Thursday, February 23
PS1 Poster Session 1 and Opening Mixer Thu, Feb 23, 5:30 PM - 7:00 PM
Conference Center AB

An Application of Competing Risk Analysis in Large Cardiovascular Clinical Trials (303443)

*Purva Jain, Beth Israel Deaconess Medical Center, Harvard Medical School 
Doug Arbetter, Beth Israel Deaconess Medical Center, Harvard Medical School 
Megan Yee, Beth Israel Deaconess Medical Center, Harvard Medical School 
Adrian F Hernandez, Duke University 
Russell D Hull, The University of Calgary 
Samuel Z Goldhaber, Brigham and Women's Hospital 
Robert A Harrington, Stanford University 
Alexander Gold, Portola Pharmaceuticals Inc. 
Alexander T Cohen, Guy's and St.
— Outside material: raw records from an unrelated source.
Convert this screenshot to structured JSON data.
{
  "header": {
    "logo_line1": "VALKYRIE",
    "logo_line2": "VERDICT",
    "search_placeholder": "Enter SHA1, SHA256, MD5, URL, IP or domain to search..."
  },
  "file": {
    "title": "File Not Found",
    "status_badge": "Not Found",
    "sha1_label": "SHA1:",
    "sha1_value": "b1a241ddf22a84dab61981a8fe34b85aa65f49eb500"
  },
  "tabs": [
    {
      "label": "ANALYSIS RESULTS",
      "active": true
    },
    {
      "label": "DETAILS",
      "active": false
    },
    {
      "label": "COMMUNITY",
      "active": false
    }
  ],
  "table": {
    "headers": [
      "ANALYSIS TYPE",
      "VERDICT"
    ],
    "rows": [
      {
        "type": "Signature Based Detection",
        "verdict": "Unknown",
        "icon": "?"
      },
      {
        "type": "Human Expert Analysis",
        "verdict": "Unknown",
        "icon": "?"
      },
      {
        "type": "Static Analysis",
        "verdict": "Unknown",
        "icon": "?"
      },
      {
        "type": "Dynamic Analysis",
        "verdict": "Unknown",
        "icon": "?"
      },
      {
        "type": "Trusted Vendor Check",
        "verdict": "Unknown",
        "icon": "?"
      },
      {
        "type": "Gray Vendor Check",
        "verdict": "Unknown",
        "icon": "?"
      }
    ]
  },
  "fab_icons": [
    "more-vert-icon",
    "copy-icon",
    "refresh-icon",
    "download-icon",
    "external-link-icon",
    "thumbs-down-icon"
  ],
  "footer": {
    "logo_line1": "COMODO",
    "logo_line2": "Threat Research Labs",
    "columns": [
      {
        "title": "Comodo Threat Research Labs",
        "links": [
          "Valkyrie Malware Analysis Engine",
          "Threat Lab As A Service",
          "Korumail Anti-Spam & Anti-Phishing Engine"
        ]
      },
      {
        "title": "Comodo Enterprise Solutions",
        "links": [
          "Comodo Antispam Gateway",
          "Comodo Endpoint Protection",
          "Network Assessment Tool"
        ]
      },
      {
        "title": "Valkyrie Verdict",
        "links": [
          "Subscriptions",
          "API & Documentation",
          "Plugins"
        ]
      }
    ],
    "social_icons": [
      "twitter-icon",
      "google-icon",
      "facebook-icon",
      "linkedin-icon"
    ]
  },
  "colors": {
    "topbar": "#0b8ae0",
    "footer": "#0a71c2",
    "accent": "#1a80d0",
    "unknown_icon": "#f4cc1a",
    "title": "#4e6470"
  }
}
Thomas' Hospital 
C. Michael Gibson, Harvard Medical School 

Keywords: competing risks, proportional hazards, cardiology, clinical trial

Competing risk methods are time to event analyses that include fatal and/or non-fatal events that may potentially alter or prevent a subject from experiencing the primary endpoint. This method provides a more accurate and less biased probability, but is rarely applied in cardiology trials. APEX investigated the efficacy of betrixaban versus enoxaparin to prevent venous thromboembolism (VTE) in acute medically ill patients (n=7513). The aim of the current analysis was to determine the efficacy of betrixaban vs enoxaparin accounting for non-VTE related death using the Fine & Gray method for competing risks. The proportion of non-VTE related death was similar in both the betrixaban (133, 3.6%) and enoxaparin (136, 3.7%) arms. The strength of association between treatment and efficacy was measured using a subhazard ratio, and the results favored betrixaban in the reduction of the secondary endpoint, a composite of symptomatic DVT, PE or VTE-related death (SR = 0.65, 95% 0.42 – 0.99, p=0.046). This method provides a less biased relationship between treatment and efficacy compared to a traditional cause-specific analysis that may overestimate the true strength of association.